Physicians learnt their profession at schools called Houses of Life. They were no doubt given some practical experience, but chiefly they had to study what was already written. They used to administer their treatments in accordance with a written law composed by earlier famous physicians. Medical texts were used not only as a fount of professional knowledge but also as a safeguard against possible failure.
Priests were the first to practice medicine as some doctors belonged to the priesthood. Some again were counted among the scribes, as shown in such titles as "chief doctor and scribe of the word of God. Many enjoyed ecclesiastical as well as lay titles. Like other professions, doctors had their own hierarchy. Besides ordinary doctors there were senior doctors, inspectors, overseers and masters of physicians and the Chief of Physicians of the South and the North, a kind of minister of health. Royal and palace doctors had special hierarchy and titles.

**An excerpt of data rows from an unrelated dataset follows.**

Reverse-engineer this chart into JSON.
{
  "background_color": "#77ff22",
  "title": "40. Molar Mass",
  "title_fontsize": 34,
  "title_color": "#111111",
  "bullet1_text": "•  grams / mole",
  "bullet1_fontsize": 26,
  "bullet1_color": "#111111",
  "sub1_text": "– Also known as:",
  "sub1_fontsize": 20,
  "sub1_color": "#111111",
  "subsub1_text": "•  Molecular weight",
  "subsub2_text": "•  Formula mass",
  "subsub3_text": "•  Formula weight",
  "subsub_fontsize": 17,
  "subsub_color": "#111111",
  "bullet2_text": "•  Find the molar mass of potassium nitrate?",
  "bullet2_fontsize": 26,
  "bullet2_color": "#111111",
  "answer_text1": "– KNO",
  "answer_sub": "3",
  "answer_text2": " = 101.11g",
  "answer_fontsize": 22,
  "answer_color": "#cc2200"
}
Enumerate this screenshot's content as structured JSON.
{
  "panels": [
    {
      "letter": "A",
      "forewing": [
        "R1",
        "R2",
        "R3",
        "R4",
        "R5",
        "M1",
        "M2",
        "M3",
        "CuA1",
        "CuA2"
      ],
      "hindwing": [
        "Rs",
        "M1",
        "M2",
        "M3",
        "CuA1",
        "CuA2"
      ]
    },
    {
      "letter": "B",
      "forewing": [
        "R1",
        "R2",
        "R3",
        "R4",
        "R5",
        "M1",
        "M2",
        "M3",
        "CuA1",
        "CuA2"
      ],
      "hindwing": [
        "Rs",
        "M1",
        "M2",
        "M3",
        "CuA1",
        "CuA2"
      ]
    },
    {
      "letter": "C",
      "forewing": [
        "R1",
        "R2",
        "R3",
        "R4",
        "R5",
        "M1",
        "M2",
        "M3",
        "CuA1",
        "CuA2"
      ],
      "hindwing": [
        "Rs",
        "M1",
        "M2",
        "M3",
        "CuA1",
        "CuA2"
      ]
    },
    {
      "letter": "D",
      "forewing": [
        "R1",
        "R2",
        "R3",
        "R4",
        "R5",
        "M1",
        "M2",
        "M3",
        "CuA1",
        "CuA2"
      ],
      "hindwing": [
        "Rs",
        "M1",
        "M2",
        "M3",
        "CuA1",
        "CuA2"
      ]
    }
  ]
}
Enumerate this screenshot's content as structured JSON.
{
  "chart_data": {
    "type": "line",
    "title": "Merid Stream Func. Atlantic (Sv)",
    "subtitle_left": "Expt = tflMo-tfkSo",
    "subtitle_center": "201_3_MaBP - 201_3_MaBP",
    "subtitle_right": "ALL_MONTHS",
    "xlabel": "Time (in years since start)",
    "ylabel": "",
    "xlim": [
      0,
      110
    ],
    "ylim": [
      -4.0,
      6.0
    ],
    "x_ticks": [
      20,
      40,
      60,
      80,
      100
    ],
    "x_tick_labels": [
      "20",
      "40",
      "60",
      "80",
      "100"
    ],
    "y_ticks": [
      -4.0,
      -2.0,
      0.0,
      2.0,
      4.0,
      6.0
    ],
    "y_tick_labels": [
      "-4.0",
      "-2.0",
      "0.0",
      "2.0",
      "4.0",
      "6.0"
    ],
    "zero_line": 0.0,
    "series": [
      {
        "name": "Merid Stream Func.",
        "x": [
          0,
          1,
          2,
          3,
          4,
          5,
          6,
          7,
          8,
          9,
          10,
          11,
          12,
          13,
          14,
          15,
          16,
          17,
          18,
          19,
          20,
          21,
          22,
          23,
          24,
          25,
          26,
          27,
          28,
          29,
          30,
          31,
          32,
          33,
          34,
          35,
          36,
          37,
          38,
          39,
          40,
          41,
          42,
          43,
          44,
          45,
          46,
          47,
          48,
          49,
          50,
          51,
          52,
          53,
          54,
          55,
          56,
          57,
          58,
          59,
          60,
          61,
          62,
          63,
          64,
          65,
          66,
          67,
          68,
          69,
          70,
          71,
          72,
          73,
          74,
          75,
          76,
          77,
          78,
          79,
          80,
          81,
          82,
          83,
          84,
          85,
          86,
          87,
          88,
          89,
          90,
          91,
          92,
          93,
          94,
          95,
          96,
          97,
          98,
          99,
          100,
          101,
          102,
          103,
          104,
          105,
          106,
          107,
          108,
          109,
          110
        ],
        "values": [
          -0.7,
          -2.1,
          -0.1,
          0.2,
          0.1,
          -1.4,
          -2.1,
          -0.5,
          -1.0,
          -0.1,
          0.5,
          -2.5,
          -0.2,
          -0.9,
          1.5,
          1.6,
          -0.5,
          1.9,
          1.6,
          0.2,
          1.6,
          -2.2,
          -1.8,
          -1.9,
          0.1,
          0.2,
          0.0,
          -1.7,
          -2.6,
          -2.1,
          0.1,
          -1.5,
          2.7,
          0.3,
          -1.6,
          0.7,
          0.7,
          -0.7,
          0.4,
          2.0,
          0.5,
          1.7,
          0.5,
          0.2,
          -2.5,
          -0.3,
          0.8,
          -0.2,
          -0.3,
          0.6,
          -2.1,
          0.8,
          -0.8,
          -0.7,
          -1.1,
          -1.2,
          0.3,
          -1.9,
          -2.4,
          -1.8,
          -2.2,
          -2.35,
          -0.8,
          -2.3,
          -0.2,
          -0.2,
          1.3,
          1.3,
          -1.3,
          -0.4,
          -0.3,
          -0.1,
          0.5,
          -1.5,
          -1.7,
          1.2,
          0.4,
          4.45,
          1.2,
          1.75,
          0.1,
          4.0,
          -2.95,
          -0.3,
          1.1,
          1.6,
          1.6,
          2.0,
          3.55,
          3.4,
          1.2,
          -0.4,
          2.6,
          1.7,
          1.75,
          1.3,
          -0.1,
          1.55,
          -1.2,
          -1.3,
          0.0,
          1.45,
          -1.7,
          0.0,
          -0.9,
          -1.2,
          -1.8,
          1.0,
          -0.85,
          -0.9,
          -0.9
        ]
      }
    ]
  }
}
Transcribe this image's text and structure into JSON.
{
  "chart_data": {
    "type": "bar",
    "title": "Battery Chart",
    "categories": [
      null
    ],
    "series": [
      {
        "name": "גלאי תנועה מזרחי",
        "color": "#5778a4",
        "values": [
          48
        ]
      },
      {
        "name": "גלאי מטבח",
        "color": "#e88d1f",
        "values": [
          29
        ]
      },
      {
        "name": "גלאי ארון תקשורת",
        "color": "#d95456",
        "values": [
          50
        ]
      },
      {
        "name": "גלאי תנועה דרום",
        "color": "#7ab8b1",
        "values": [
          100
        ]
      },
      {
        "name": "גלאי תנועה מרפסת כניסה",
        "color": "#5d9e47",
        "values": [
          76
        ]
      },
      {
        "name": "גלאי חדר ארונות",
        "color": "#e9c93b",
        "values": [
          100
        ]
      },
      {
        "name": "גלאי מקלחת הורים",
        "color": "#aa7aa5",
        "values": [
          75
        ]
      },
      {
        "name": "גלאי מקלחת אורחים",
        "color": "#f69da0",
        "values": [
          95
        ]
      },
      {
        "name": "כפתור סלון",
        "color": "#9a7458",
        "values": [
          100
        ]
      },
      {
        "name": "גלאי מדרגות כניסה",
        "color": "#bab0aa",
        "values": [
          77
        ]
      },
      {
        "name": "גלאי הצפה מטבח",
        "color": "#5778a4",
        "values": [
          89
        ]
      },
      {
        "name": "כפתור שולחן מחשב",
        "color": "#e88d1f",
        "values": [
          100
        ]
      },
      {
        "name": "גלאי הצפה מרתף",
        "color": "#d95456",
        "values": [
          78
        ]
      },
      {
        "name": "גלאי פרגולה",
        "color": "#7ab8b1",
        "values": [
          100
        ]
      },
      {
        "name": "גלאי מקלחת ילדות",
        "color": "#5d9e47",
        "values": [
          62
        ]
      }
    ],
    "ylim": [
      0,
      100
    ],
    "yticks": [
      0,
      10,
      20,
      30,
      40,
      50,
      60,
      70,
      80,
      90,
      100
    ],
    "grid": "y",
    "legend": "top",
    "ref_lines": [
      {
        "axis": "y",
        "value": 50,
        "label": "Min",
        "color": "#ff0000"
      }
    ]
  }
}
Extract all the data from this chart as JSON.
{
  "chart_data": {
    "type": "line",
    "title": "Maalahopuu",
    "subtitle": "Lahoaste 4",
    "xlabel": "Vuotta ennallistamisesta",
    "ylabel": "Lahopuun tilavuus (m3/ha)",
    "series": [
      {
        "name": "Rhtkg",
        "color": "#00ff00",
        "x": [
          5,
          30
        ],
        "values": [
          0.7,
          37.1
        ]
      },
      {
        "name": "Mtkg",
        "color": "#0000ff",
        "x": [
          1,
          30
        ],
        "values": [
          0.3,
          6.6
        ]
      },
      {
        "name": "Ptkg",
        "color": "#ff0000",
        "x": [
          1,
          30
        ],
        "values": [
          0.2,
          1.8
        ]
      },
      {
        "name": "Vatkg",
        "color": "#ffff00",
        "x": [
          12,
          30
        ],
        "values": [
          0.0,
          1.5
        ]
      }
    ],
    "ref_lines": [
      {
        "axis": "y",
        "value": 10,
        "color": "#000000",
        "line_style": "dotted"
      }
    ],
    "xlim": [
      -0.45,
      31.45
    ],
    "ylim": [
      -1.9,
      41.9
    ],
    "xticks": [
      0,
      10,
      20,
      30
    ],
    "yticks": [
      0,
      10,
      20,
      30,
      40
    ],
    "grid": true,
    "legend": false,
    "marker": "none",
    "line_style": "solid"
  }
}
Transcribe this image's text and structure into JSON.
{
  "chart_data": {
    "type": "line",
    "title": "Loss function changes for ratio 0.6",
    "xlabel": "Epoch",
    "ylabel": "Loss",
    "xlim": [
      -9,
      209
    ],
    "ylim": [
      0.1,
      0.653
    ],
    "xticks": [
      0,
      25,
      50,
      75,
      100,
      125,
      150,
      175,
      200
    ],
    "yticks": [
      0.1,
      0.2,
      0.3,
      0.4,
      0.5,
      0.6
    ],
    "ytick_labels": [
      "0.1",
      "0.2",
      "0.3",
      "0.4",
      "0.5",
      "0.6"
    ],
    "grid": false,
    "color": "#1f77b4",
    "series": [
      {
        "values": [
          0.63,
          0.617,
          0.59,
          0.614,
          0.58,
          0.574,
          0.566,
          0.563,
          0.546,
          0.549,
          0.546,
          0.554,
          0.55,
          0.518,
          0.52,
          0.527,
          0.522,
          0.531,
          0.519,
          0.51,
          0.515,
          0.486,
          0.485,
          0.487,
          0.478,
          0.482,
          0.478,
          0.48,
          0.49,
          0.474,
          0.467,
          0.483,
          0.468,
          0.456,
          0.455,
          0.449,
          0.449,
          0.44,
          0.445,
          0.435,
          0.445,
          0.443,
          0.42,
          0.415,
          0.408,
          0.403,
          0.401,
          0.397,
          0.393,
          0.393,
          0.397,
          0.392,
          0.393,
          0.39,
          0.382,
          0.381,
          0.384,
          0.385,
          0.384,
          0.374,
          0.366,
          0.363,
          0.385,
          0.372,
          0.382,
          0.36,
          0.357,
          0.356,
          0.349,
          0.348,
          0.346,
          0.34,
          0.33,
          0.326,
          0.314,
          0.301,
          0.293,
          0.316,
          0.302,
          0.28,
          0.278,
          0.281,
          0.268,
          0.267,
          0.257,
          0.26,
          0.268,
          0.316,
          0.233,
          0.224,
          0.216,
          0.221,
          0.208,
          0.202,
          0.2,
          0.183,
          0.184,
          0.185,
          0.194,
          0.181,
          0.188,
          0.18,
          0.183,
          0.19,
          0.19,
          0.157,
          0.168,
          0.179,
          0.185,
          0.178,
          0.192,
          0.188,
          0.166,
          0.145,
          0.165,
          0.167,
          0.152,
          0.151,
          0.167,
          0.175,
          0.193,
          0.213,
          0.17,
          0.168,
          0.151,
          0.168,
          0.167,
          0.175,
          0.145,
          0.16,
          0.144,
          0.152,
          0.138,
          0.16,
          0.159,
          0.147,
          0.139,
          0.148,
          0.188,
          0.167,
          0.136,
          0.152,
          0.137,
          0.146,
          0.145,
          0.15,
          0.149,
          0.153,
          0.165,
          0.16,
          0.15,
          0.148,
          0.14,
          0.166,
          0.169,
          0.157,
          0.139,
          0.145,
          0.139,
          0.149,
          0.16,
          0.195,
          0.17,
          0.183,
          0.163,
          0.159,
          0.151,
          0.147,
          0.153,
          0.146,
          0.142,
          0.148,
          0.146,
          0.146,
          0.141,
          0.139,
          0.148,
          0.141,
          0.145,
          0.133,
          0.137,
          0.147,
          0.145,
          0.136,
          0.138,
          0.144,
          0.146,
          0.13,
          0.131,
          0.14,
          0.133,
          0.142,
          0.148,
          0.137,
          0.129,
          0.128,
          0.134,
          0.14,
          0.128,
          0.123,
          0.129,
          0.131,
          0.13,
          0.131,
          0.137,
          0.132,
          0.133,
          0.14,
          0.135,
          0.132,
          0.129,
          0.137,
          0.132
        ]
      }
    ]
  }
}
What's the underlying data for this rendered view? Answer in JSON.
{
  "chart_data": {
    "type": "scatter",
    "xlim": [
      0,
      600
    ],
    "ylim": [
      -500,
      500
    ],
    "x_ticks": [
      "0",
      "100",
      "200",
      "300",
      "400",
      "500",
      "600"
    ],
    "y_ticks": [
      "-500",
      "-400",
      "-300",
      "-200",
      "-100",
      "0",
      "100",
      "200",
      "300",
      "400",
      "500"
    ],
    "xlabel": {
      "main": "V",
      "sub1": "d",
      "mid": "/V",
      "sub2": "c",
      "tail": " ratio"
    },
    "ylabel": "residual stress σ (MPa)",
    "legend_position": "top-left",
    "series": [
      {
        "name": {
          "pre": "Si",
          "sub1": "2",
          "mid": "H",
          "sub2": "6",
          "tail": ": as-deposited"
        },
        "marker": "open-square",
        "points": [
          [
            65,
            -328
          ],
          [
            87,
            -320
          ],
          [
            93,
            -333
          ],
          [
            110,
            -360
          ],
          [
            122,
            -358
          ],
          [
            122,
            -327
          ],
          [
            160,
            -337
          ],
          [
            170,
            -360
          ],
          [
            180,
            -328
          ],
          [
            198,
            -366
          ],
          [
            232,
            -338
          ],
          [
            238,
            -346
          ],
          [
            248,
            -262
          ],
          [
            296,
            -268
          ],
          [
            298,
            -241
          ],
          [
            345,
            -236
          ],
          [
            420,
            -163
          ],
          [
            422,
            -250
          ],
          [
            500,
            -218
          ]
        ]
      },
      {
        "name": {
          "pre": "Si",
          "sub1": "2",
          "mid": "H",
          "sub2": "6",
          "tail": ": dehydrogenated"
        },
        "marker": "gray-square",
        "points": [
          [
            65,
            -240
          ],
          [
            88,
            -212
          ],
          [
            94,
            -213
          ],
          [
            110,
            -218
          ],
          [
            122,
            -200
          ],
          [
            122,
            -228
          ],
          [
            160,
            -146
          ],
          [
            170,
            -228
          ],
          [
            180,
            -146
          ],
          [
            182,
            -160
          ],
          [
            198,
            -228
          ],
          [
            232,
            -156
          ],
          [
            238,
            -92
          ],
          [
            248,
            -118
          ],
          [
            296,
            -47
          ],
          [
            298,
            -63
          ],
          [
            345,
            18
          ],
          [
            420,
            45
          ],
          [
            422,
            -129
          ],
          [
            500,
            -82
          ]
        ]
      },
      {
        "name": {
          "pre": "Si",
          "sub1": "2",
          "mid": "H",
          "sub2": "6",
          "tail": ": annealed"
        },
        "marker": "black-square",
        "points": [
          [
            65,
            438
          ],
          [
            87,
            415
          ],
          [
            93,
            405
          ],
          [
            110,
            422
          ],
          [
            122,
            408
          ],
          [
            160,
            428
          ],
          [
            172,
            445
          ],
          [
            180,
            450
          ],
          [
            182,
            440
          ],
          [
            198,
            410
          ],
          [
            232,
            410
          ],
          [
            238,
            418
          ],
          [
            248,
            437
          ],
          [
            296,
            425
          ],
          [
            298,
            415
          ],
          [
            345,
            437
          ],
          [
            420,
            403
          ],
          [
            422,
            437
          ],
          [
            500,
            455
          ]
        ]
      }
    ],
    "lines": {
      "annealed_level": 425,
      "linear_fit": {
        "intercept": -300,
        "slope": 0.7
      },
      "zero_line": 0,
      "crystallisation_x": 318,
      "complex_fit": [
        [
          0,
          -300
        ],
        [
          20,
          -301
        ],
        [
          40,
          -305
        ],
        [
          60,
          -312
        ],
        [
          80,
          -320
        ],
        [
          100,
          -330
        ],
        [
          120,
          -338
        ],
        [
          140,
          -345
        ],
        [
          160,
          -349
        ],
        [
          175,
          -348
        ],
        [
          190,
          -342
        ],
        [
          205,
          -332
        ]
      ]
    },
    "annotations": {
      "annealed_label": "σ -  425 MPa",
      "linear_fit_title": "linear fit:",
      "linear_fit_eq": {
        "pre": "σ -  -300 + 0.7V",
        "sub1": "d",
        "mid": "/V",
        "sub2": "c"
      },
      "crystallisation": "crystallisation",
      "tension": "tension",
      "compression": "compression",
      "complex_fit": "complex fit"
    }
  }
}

There was even a degree of specialization quite remarkable for the time. Each physician used to treat one disease, and no more. There were plenty of physicians everywhere. Some were eye-doctors, some dealt with the head, others with teeth or the abdomen, and some with hidden maladies. Only members of the high strata of society were allowed to learn and practice this honorable profession. Moreover, a physician had to learn the science of drugs especially botany.
Ancient Egyptians held physicians in so much high esteem that they raised Imhotep, the great physician (2700 BC) after his death to a sacred status as the god of medicine.
According to the Berlin Papyrus No. 154, an ancient report reads as follows:
The patient suffers a great epigastric pain. He feels a heavy, hot and inflamed body. He complains of being unable to tolerate his clothes and feels they do not warm him. He feels thirsty during the night. His saliva has the taste of unripe fruits. His muscles pain him as if he walked for a long distance.
The Egyptians conception of the human body, then, was as a network of interconnecting channels and analogous to the branches of the Nile and the artificial canals of their own country. Notions of physiology and disease were all anchored in the concept of the heart as the center of the organism. The heart was one's partner: it spoke to a person in his or her solitude. It was at the same time the engine of all the bodily functions, not only of one cardinal function, the circulation, as modern science revealed. From the heart proceeded channels (metu) linking all parts of the body together.
These channels, the Egyptians believed, conveyed not only the blood, but also air (reaching the heart from the nose, they thought), tears, saliva, mucus, sperm, urine, nutriment and feces, as well as harmful substances conceived to be the agents of pain and illness. Not only blood vessels were considered as metu, but also the respiratory tract, tear duct, ducts of various glands, spermatic duct, the muscles, tendons and ligaments.